Thompson Creek Metals Company (TSX: TCM; NYSE: TC)
Q4/12 Results Beat Expectations; Negative 2013 Guidance Revisions
Above Average Risk
Price Target: 4.50
We have updated our estimates following the Q4/12 results and conference call.
• Q4/12 results beat expectations: Thompson Creek reported adjusted fully diluted Q4/12 EPS of $0.04 versus our estimate of ($0.04) and consensus of ($0.06). TCM’s reported adjusted EPS number of ($0.11) included ($0.05) for FX losses and stock-based compensation, ($0.08) for inventory writedowns, and ($0.03) in interest and finance fees associated with the termination of the revolver. The outperformance vs. our estimate was due to higher sales volumes, lower costs, higher prices, and a larger tax recovery than we were assuming.
• Mt. Milligan on track for Q3/13 start-up, but more capex due to scope change: Mt. Milligan is now 81% complete. Total capex is still estimated to be C$1.5B; however, there is an additional C$40–50M for construction of a permanent operations residence. See p. 3.
• Endako fixed asset impairment of $530.5M: See p. 3.
• Cash cushion of $217M for 2013 capital spending: See p. 3.
• Guidance reduced: Due to tailings management issues, TCM lowered its 2013 production guidance for Endako, and total consolidated production is now expected to be 27.5–30.5M lbs in 2013 versus 29.0–32.5M lbs previously, with cash costs of $6.50–7.50/lb, up from $6.25–7.25/lb previously. Total capex is now $440–480M, up from prior guidance of $295–335M.
• No plans to resume stripping activity at Thompson Creek mine: Unless moly prices increase substantially from the current price of $11.20/lb, TCM has no plans to restart stripping. If stripping is not restarted by the third quarter, there will be an interruption in production from the Thompson Creek mine.
• Estimate revisions: See Exhibit 3 on p. 3.
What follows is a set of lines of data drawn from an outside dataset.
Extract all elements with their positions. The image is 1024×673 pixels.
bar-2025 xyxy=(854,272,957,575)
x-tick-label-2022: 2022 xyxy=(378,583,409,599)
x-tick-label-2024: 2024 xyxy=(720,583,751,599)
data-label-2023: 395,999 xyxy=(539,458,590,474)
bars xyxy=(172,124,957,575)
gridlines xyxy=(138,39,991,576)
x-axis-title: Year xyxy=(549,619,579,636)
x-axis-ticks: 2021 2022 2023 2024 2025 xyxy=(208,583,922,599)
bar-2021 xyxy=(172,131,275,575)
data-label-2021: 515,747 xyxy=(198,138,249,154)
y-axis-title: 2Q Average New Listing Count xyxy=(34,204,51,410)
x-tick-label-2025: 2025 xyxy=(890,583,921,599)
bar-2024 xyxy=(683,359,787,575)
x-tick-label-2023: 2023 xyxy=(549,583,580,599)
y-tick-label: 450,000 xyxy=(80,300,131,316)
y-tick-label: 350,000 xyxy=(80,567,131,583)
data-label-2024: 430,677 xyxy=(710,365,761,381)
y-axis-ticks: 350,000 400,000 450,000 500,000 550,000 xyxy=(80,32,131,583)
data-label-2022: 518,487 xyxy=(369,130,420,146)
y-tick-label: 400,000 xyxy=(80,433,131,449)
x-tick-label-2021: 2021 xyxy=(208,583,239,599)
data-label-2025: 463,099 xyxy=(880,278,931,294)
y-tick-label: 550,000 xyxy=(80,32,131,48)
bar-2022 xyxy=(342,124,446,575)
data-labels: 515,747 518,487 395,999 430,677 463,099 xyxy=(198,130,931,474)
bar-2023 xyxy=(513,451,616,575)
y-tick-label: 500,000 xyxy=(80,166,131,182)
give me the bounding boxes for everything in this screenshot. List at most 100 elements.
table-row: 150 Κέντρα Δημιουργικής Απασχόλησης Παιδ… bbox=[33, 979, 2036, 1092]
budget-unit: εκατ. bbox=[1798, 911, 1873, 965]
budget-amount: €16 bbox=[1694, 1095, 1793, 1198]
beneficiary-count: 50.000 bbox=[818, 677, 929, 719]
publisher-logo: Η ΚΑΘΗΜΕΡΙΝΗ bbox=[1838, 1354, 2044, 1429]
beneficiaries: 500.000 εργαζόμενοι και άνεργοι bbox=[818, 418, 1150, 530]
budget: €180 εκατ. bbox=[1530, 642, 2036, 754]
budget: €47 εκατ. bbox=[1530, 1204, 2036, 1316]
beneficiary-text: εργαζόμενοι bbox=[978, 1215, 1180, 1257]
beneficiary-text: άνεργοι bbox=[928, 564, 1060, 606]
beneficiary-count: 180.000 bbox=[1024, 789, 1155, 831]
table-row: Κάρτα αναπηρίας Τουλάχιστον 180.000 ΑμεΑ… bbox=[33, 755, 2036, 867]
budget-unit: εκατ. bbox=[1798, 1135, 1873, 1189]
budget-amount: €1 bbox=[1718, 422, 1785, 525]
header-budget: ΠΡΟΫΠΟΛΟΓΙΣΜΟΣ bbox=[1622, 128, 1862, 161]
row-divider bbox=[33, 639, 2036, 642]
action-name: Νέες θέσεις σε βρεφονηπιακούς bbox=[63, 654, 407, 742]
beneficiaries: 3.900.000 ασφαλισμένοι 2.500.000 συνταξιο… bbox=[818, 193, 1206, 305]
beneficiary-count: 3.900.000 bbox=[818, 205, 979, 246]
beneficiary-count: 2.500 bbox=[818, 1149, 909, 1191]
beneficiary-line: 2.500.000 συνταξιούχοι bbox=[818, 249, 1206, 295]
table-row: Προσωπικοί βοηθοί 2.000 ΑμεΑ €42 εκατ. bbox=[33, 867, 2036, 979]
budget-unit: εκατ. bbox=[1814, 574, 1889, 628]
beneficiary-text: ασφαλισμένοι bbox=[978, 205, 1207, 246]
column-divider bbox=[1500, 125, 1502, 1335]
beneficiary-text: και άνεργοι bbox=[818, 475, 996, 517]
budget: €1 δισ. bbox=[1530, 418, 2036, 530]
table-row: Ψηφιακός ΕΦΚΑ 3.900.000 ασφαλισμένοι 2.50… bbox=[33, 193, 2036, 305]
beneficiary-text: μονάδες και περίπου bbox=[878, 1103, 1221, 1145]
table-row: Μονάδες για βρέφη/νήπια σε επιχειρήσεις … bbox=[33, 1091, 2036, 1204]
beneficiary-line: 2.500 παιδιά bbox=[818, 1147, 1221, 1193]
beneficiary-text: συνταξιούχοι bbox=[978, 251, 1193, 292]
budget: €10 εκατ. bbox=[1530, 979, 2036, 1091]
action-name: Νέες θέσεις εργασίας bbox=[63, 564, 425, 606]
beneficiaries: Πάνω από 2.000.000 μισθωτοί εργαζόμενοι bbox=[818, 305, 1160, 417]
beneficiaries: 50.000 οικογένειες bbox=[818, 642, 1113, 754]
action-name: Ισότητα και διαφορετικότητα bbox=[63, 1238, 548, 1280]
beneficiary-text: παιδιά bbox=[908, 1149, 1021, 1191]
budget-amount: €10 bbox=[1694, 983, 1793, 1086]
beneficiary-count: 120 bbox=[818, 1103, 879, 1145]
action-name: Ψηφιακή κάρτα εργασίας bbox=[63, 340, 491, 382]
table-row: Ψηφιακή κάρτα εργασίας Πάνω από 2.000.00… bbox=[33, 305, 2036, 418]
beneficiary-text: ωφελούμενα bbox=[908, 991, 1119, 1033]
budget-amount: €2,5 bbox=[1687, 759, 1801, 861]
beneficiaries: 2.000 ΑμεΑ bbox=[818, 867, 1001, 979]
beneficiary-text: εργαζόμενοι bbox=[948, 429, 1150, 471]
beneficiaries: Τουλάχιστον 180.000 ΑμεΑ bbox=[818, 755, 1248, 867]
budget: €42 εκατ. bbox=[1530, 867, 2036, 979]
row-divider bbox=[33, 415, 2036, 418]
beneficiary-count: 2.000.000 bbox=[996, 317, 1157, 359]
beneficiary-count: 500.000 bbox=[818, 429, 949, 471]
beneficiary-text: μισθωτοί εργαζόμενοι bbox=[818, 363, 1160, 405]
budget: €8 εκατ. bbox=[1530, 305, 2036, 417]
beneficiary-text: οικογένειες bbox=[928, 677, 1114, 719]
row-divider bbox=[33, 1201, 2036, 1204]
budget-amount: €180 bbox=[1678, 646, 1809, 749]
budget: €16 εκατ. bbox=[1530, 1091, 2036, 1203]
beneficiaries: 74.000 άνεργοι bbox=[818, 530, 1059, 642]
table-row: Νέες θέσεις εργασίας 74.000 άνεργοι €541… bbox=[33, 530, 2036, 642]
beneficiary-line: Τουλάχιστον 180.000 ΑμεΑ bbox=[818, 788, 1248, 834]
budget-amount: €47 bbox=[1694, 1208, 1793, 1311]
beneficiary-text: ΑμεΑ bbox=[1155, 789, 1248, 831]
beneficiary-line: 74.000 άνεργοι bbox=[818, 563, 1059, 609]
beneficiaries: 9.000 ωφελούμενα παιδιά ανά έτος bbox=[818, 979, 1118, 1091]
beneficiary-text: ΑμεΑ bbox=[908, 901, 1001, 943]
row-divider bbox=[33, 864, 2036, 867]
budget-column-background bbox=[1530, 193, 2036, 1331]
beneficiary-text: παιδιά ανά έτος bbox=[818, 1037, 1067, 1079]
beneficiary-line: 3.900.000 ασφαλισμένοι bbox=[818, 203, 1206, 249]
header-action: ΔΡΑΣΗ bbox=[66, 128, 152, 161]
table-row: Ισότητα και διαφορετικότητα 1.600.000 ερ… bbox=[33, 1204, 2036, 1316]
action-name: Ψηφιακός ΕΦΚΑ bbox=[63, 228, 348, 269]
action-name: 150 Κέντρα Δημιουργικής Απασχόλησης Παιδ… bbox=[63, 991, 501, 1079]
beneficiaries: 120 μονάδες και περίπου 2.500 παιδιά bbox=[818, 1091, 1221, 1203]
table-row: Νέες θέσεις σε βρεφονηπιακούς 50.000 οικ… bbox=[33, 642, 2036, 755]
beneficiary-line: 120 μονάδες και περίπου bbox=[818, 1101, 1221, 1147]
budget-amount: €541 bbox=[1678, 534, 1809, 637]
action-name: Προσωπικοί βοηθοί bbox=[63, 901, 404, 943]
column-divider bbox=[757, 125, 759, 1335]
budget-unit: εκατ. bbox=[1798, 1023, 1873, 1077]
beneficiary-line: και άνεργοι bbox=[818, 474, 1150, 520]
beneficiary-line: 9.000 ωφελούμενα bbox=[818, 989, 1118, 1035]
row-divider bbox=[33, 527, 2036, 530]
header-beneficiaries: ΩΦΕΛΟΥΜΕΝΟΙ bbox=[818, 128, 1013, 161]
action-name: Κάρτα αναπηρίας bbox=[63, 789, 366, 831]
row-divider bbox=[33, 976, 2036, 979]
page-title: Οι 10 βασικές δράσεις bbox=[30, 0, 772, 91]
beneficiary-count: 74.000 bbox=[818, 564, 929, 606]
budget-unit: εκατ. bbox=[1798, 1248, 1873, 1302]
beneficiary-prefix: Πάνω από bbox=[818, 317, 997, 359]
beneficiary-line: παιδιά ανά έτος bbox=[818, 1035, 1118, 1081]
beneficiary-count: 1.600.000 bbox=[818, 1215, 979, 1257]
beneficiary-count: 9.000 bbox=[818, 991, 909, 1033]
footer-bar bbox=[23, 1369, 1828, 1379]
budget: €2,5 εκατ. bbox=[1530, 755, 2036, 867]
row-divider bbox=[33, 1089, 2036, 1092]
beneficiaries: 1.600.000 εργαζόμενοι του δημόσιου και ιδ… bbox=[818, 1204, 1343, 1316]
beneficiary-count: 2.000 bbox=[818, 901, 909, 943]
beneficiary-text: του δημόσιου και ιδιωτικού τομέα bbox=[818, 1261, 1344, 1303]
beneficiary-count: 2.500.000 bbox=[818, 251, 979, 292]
• Investment rationale: The recently announced offering of senior notes, combined with cash conservation from suspending stripping activity at Thompson Creek Mine and mining at Endako, should eliminate the need for additional financing for Mt. Milligan under our base case assumptions. However, a small amount of financing risk remains given the current macro environment, weak moly prices, the possibility of cost overruns, and completion and start-up risk.